By Emeline Boulet & Nils
- 10 minutes read - 2122 wordsNote : Cet article fait partie d’une série d’articles sur les grilles de lectures ou modèles. Vous pouvez retrouver l’article d’introduction de cette série ici.
Chez benext, nous avons l’habitude d’accompagner nos clients et de les aider à comprendre que les problématiques qu’ils rencontrent ne sont pas liées à des personnes, que c’est plus complexe que cela, et que le problème c’est souvent le système.
En nous replongeant dans le modèle pour écrire cet article, nous souhaitions vous présenter le modèle Cynefin et ses quatre lieux. Mais également faire un zoom sur le lieu appelé “Complexe” que nous et vous donner des clés de lecture pour savoir dans quel lieu vous vous trouvez, et en fonction du lieu, comment réagir, décider et communiquer en tant que personne faisant partie du système ou en tant qu’observateur (coach, scrum master, …).
Quand on mène ou gère des transitions agiles, c’est important de savoir face à quel type de système on se trouve. Une fois après avoir analysé et décodé ce qui se produit en termes de structures organisationnelles et de communication, on pourra adapter notre communication en cohérence et sera en capacité de proposer des outils mieux adaptés.
Le modèle Cynefin
Les contextes Simple et Compliqué sont des contextes ordonnés, il existe des liens de cause à effet. La prédictibilité y est possible.
Le Simple
Dans le Simple, il existe un lien direct entre cause et effet. Sommes-nous dans un contexte simple ? Pour le savoir, deux questions face à une problématique : “est-ce qu’il y a une réponse?” et “est-ce que nous la connaissons ?”. Si les réponses sont “oui” et “oui”, alors nous y sommes ; oui, il y a une solution et oui nous la connaissons. Ici, il n’est pas très utile de beaucoup communiquer, tout le monde sait faire et est autonome.

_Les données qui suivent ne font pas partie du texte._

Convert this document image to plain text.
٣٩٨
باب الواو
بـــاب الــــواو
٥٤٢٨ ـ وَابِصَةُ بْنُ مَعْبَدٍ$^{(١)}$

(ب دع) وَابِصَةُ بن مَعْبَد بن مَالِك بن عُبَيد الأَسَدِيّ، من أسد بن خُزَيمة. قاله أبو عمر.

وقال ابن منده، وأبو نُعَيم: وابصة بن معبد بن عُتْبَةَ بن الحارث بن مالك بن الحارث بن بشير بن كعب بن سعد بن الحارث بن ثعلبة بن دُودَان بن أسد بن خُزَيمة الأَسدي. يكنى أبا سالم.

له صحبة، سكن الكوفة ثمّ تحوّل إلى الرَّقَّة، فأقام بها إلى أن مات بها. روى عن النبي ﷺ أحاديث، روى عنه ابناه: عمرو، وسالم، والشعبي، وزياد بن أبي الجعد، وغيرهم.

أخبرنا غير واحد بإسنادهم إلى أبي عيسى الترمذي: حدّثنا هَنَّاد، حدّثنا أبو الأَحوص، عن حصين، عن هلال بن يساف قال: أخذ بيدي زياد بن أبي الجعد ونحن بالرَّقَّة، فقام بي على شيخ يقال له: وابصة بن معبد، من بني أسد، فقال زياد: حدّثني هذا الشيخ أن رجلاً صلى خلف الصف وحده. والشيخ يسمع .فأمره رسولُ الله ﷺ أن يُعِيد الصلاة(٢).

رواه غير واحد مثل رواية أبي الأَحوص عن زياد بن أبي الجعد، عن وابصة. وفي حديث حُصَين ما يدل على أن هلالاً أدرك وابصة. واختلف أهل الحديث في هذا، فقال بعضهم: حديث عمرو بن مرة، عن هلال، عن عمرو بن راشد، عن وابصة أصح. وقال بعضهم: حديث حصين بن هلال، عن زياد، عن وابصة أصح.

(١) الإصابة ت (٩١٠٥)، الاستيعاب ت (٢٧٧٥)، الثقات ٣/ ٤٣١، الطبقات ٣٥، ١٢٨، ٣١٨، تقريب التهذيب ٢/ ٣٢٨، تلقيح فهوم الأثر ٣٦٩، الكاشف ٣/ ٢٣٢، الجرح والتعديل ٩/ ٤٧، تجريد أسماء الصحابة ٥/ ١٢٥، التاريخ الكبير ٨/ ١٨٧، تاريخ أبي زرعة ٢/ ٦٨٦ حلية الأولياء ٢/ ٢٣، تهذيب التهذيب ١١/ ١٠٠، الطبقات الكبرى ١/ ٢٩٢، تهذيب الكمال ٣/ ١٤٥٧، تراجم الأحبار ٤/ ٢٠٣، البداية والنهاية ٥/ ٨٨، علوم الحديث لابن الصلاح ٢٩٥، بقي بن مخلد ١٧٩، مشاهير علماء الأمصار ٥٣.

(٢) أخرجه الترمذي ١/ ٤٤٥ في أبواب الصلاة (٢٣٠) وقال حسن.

C’est le domaine de ce que l’on appelle les meilleures pratiques (alors pas besoin de papoter). La sur-communication est un risque.
Comment agit-on dans ce contexte ?
- On observe
- On catégorise
- Et on répond
Un exemple : trier des legos par couleur
Le Compliqué
Encore un contexte ordonné dans lequel la prédictibilité est possible. A la différence de Simple : “est-ce qu’il y a une réponse ?” Oui. Et “est-ce que nous la connaissons ?” NON. Il va falloir réunir, rassembler des connaissances. Par exemple, nous voulons construire une fusée, une Ferrari. Nous savons que cela est possible, nous savons qu’il y a une réponse. La connaissons-nous ? A moins d’être un expert en fusée ou en Ferrari, non.
Il va falloir nous entourer d’experts du domaine. Des experts pour analyser la problématique précise.
Maintenant, imaginons que nous interrogions plusieurs experts, combien y aura-t-il de réponses ? Plusieurs, à n’en pas douter. Oui, il y aura plusieurs façons de répondre.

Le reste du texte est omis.